Красное колесо. Узел III. Март Семнадцатого. Том 1
Шрифт:
Блистательно и покойно. Даже слишком.
А сердце почему-то подавливало.
– А что ж нам остаётся? Если императорская власть изменяет своему долгу быть вождём империи? Можно ли хуже развалить, чем он уже сделал?
Струве опал из подъёма, будто и не спорил. Кротко:
– Все мы Россию любим – да зряче ли? Мы своей любовью не приносим ли ей больше вреда?
– Пётр Бернгардович! – положил ему Шингарёв широкую кисть на несильное плечо, и голос его стал срывчатым. – Сказать, что мы Россию любим, – это банальность, и неловко даже повторять. Но я вот – ничего кроме России не люблю. И не вынес бы узнать, что служил ей – не так. Что любил её – не так, не правильно. Я лично – ни к какой власти не рвусь, я хочу только, чтобы было хорошо России. Но если наши глаза видят лучше, а их глаза отказали, а по дурности нрава они не хотят ни советоваться, ни осмотреться, ни прислушаться? Как же нам с ними сотрудничать? Они это сами исключили.
Устал ли Струве говорить? окунулся в мысли? –
Поперёк входа на Троицкий мост стояла редкая цепочка солдат, но пропускали свободно всех.
Люди всё-таки шли. И рабочие, одетые по-праздничному, кто и в котелках.
Шингарёв и Струве пошли по плавно-медленному взъёму моста, по правому тротуару, у бетонного парапета, вот уже за черту петропавловских бастионов и набережной линии. Налево посмотреть было ярко, невозможно. А направо. Белела Нева под снегом. На нём, потемней, сохранялись пересекающие поперечные тропки, проделанные вчера многими пешеходами.
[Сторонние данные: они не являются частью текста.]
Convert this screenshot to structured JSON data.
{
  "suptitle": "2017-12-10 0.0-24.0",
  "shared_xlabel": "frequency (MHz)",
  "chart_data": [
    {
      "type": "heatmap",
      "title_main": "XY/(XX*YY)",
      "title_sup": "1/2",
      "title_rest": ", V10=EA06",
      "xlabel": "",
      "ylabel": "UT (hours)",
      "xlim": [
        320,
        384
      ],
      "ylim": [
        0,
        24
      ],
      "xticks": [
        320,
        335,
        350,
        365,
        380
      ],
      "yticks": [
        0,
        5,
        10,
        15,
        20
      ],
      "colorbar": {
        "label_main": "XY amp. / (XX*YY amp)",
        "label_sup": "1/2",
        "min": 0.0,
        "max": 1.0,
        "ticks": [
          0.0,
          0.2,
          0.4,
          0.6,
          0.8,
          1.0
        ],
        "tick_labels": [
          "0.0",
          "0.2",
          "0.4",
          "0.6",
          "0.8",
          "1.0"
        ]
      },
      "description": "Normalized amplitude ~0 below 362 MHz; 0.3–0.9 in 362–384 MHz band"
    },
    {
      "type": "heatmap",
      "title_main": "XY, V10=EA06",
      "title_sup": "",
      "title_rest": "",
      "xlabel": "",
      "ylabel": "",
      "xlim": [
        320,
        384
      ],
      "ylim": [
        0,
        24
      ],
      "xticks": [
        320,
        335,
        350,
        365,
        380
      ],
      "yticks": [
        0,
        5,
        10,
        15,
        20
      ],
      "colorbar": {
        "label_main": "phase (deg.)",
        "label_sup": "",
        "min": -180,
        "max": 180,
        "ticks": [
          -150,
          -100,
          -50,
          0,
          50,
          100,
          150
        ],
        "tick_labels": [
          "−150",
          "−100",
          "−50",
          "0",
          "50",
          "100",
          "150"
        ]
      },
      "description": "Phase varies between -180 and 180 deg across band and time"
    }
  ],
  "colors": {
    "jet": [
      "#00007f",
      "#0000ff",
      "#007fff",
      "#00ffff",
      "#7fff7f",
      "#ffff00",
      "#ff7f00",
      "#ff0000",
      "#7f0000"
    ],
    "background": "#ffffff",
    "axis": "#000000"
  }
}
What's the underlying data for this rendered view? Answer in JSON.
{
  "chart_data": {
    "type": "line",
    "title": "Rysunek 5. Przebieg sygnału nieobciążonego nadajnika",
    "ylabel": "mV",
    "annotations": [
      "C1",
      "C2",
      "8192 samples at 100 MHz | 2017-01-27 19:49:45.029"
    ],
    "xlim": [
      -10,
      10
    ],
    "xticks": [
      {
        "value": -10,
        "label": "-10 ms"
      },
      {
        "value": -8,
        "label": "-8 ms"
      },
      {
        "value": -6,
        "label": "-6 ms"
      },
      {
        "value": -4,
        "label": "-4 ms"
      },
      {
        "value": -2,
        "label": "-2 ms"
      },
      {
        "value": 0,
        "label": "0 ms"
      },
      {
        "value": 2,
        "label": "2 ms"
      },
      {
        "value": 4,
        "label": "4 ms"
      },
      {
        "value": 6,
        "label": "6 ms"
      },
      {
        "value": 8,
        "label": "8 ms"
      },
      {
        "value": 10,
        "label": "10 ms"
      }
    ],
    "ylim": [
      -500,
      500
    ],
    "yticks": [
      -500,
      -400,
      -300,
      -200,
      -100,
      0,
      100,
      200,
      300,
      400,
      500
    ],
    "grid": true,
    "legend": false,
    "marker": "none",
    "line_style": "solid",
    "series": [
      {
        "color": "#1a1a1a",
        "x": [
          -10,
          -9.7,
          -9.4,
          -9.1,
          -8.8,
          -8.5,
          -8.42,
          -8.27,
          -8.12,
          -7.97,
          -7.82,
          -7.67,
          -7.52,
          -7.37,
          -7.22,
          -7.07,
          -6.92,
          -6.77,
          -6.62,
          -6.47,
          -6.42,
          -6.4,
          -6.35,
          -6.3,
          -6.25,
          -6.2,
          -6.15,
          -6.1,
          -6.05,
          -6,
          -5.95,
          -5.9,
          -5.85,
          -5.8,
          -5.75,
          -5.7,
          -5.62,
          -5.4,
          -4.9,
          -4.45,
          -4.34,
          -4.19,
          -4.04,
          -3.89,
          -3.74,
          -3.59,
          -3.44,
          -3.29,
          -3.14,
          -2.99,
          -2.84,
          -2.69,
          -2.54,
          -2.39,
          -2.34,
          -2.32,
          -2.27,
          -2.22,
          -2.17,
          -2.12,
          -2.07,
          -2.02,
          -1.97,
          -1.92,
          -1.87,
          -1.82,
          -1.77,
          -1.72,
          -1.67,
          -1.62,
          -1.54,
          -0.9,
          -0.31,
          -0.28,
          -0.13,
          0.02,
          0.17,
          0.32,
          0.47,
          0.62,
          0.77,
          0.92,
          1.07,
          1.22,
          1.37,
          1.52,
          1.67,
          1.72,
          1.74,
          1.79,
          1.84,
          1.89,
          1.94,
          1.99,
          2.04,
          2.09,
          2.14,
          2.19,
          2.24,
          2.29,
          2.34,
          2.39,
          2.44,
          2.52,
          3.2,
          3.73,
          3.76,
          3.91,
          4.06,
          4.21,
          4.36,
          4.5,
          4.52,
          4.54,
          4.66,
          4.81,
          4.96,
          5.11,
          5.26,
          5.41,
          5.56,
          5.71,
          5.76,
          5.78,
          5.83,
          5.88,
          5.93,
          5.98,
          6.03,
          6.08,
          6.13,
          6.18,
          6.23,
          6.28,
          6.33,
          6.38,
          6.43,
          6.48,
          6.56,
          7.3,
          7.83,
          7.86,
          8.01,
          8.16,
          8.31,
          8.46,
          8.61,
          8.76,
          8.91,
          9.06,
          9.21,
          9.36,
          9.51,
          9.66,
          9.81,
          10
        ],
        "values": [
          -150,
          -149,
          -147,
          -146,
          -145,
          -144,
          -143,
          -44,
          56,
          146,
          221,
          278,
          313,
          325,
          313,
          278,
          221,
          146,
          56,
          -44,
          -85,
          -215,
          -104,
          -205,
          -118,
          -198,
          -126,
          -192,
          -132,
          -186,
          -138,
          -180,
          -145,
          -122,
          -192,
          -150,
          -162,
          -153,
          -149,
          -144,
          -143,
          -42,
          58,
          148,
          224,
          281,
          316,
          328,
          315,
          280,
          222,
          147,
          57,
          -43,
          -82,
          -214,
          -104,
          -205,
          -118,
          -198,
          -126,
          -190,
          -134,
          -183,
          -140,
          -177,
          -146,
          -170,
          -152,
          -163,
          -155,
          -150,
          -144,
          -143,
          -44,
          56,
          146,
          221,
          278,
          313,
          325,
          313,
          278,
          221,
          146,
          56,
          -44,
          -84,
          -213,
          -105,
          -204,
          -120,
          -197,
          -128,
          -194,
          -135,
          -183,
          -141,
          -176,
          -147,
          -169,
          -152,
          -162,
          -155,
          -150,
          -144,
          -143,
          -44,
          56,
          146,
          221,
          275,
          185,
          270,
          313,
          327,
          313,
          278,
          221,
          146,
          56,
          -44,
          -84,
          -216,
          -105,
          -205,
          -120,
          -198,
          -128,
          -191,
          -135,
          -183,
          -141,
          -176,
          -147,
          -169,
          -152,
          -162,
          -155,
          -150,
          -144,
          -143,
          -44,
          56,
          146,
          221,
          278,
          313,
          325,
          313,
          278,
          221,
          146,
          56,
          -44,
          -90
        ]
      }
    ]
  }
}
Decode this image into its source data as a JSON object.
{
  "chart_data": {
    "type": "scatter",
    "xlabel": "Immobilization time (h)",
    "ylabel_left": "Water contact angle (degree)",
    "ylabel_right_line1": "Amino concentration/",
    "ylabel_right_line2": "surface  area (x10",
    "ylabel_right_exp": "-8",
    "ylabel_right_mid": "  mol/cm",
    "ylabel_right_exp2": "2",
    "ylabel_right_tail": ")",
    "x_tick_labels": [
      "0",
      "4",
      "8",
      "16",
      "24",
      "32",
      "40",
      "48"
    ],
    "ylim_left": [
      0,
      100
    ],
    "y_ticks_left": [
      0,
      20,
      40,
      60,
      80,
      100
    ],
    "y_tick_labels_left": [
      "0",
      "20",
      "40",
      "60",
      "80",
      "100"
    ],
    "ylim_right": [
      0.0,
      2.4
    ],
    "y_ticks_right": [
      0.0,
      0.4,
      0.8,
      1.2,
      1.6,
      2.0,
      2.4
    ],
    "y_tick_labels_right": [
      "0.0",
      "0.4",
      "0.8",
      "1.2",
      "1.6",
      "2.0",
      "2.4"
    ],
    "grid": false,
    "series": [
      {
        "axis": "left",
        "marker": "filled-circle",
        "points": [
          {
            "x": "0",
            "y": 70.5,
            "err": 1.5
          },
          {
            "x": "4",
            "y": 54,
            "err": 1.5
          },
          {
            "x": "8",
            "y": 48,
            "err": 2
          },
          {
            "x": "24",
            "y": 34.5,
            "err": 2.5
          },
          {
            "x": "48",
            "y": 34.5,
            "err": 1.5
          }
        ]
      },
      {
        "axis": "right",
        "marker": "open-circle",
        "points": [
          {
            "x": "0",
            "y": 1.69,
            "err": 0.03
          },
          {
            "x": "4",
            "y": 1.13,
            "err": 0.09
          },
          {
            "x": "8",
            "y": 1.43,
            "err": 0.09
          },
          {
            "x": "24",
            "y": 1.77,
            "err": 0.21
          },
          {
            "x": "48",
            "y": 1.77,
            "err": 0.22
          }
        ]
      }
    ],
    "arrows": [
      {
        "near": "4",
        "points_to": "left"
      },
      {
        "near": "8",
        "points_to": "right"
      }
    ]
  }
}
Выше Дворцового моста, недостроенного, с деревянными будками, нарушавшими стиль, чернело вмёрзшее на зиму судно. А пройдя дальше – видно было и несколько таких, за Биржевым, у Пенькового Буяна.
За первым тройчатым фонарём потянулась узорная решётка перил, убранная мелкими иголками изморози.
И самый Троицкий мост, в двух рядах гроздевых фонарей, – без трамваев, без извозчиков, почти и без пешеходов, – невероятный, завороженный, праздничный стоял в этом морозном солнце.
Невозможно было не остановиться, не посмотреть направо, к солнцу спиной.
По левому берегу, без обычной колёсной суеты, и без вальяжных экипажей, тянулись пустынно-праздничные гранитоберегие набережные перед столпищем дворцов – от серого Мраморного до многолепного бурого Зимнего. А справа, поперёк Невы подпоясанная простыми затягами Дворцового и Биржевого мостов, – мощно, царственно стояла Биржа, как античный храм, на своём возвышенном гранитном стилобате – с преднесенными ростральными колоннами, как дивными подсвечниками, и с уходящей двумя набережными василеостровской симметрией. А ещё правей, в вечных каменных жёлтых складках, молкла Петропавловская крепость, ни движения не было на ней.
– В нашей свободе, – медленно говорил Струве, щурясь, – мы должны услышать и плач Ярославны, всю Киевскую Русь. И московские думы. И новгородскую волю. И ополченцев Пожарского. И Азовское сиденье. И свободных архангельских крестьян. Народ – живёт сразу: и в настоящем, и в прошлом, и в будущем. И перед своим великим прошлым – мы обязаны. А иначе… Иначе это не свобода будет, а нашествие гуннов на русскую культуру.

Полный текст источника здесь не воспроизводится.